Thomas believes that brand guidelines provide essential rules to stop creativity getting out of hand. “I try to leave guidelines fixed enough to be simple, but with a degree of flexibility,” continues Thomas. “There are always circumstances where templates and rigid rules hinder the creative. You must be smart and use a bit of common sense.”
FIND THE SWEET SPOT FOR EVERY BRAND
Ultimately, best-practice brand guidance depends on the type of brand, and the goals of the business. “We work in the startup and charity sector a fair bit. Those clients need something incredibly simple,” says Thomas. “Perhaps just a colour and type combination you can rubber-stamp and roll out easily.
“But when you work on complex, multi-layered global brands that span all types of media, that approach doesn’t tend to work in quite the same way,” he continues. “Most brand guidelines that are not implemented well are vast, complex systems. Make the barriers to execution as small as possible.”
JKR runs weekly surgeries with clients and agency partners once a rebrand begins to roll out. “We adjust as we adapt and learn,” he adds. “No brand guideline is ever, truly, finished – it’s just what’s needed at that point in time. Then the challenge becomes: how do you allow people to embrace and utilise it, rather than feel limited by it?”
SEE THE WOOD FOR THE TREES
Managing a brand across the sheer volume of available channels can be overwhelming, and The Future of Creativity report reveals some telling statistics: across a dozen marketing activities, most respondents agree ‘short-term performance’ is the only area in which most brands are currently thriving. The vast majority believe they struggle with critical objectives such as standing out in the market and measuring their creative impact.

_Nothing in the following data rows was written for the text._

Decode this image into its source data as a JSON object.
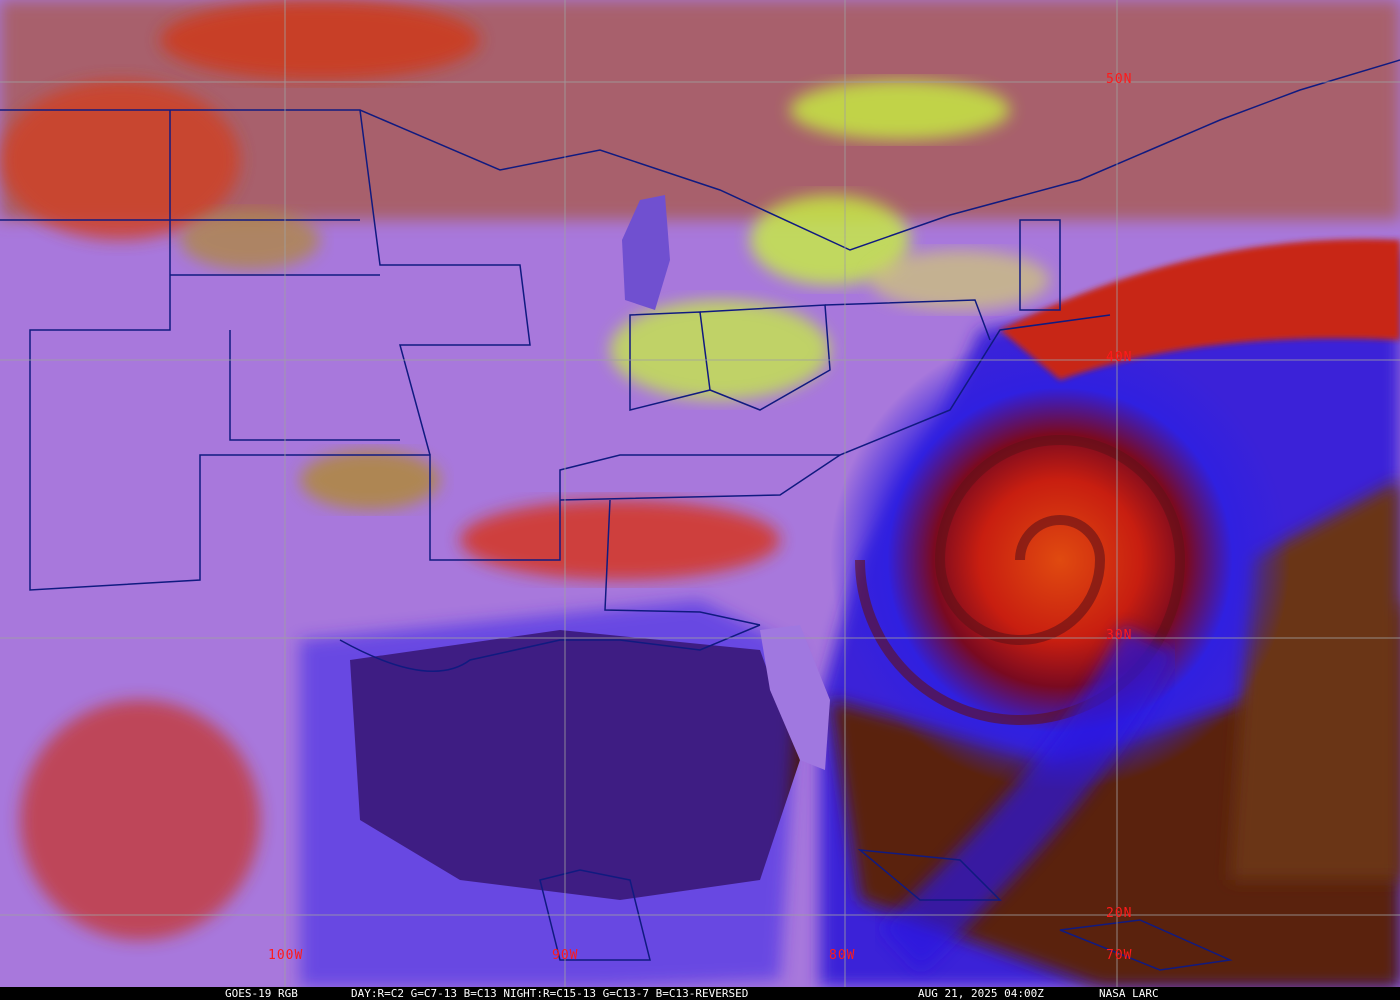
{
  "map": {
    "latitude_labels": [
      "50N",
      "40N",
      "30N",
      "20N"
    ],
    "longitude_labels": [
      "100W",
      "90W",
      "80W",
      "70W"
    ]
  },
  "caption": {
    "product": "GOES-19 RGB",
    "recipe": "DAY:R=C2 G=C7-13 B=C13 NIGHT:R=C15-13 G=C13-7 B=C13-REVERSED",
    "datetime": "AUG 21, 2025 04:00Z",
    "credit": "NASA LARC"
  },
  "colors": {
    "land_haze": "#b07be8",
    "ocean_clear": "#4a1a08",
    "deep_cloud": "#d82a10",
    "low_cloud": "#c8f040",
    "cirrus": "#3a20f0",
    "grid": "#a0a0a0",
    "border": "#101a80",
    "label": "#ff1a1a"
  }
}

While agencies and brands seem aligned on how creativity can achieve market stand-out and build brand equity, the pressure for quick-win, provably effective tactics is always there, with over 40% of brands stating it as their primary focus. And the report reveals growing friction as those seemingly competing goals vie for attention.
No brand guideline is ever, truly, finished – it’s just what’s needed at that point in time.
Brand management tools such as Frontify help brands see the bigger picture and work more efficiently by consolidating guidelines, digital asset management and creative collaboration between agencies and brands in one place. “Modern design systems are nothing but an evolution of the way we manage replicable components,” says Timm.
“In the past, guidelines were tools for reproduction. Today they’re more important for evangelisation,” he continues. “The pressure in dictating the correct size, colour and scale of applications is much lower, but the need to contextualise is much greater.”
THINK MORE COLLABORATIVELY
There’s still work to be done to build understanding between agencies and their clients: words such as ‘complicated’ and ‘transactional’ were used by both sides in the survey to describe their relationship, and agencies felt there often wasn’t enough time to generate big-hitting creative ideas. So, how can people on both sides help break down barriers to forge stronger, more transparent relationships?
For JKR’s Sean Thomas, it comes down to open, honest conversations and mutual respect. “Most projects go wrong because one party hasn’t taken the time to understand the other and align on mutual goals,” he says. “WhatsApp back and forth, openly discuss raw ideas and sketches, leave each other for a week to think. All the best work comes when you find your groove and understand how to respect one another.”
This also requires a deeper appreciation of clients’ performance metrics, drawing on data-driven intelligence as well as creative skills. “We make design, not art,” reasons DesignStudio’s Eric Ng. “Great design ideas are only successful because they fulfil function. In the world we work in, that’s almost always connected to business goals and long-term value generation. After all, nothing worth building is done overnight.”